Воспитательница повернулась к ним.
– Я хочу быть с тобой. – Мальчик прошептал это. Но она услышала. – Я хочу быть с тобой всегда. Мне никто не нужен, кроме тебя.
Глава 2
Puttin on the Ritz
Золотой Берег. Западная Африка
Май. 1932 год
Барабаны в лесу. Барабаны во тьме. Там – там – бум – бум – бум! Доктор Сергей Мещерский услышал их сквозь сон и приказал себе проснуться. Но это было проблематично.
Бум-бум-бум! Тара-бум! Барабаны глухо рокотали в ночи в лесной чаще дождевого леса, что обступала их со всех сторон. Где-то в джунглях зрели гроздья гнева, и они все стали бы полными идиотами, если бы сорвали те гроздья, как тропический плод. Ну уж нет! А может, это только сон? Призрачная иллюзия?
– Серж Серже! Просыпаться! Вставать! Они приходить! Это не ашанти! Это люди леса!
Над ухом гудел густой бас. Сергей Мещерский открыл глаза и увидел Ахилла. Голый по пояс, без фельдшерского халата тот казался вырезанным из эбенового дерева великаном. Когда они только познакомились – доктор и фельдшер, Сергей Мещерский сразу же отринул обращение «мбвана» со стороны Ахилла: оно резало слух русского человека своей допотопной колониальностью. Он попросил Ахилла называть его на русский лад – по имени-отчеству. Так ведь зовут докторов в дражайшем Отечестве, откуда их с матерью выперли. Но имярек Сергей Сергеевич превратилось в устах старательного Ахилла в такое вот «Серж Серже». И Мещерский охотно откликался.
– Это не ашанти! – рокотал Ахилл. – Ашанти ссссс! Уходить, бежать! Они сами боятся. Это другие. Это люди леса!

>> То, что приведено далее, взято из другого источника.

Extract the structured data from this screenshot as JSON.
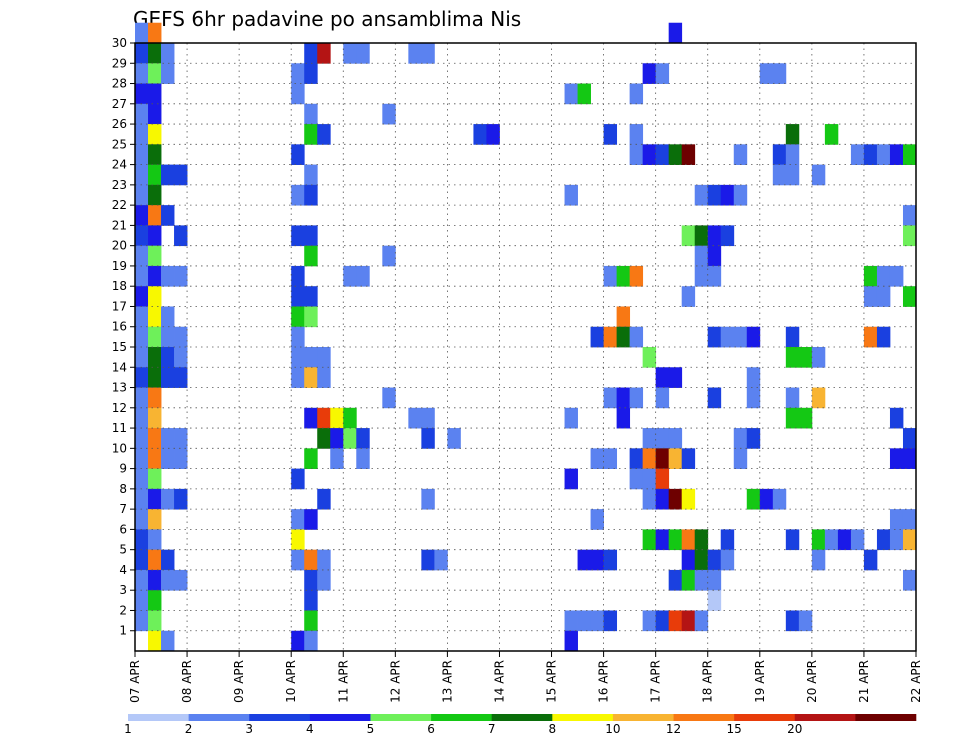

Мещерский сел на походной кровати. Сколько же они выпили с Бенни вечером? Все так славно начиналось. В полевом госпитале никто не умирал вот уже пять дней, и они думали, что сволочная лихорадка и не менее сволочная дизентерия отступили. И Бенни решил наконец-то отметить свой тридцать третий день рождения, празднование которого все откладывал из-за запарки на лесозаготовках и эпидемии, разразившейся среди рабочих и администрации. Они пили вечером бренди. И Бенни горланил старинную английскую песенку «Вниз к мертвецам». Хрипловатый баритон его был пиратским, отчаянным. Бездна обаяния и дерзости…
И вот, нате вам – ночной набег диких лесных племен на лесозаготовительный лагерь. Африка полна сюрпризов, господа.
Мещерский потрогал подбородок – побриться он явно не успеет. И переодеться в чистое тоже. Он встал и глянул в зеркало. Ну и физиономия. И это практикующий врач! Это русский интеллигент, затерянный в дебрях Западной Африки. Рядом с зеркальцем на походном столике стояла фотография матери. Княгиня Вера Николаевна Мещерская. Он всегда поражался тому, какая у него великолепная мать.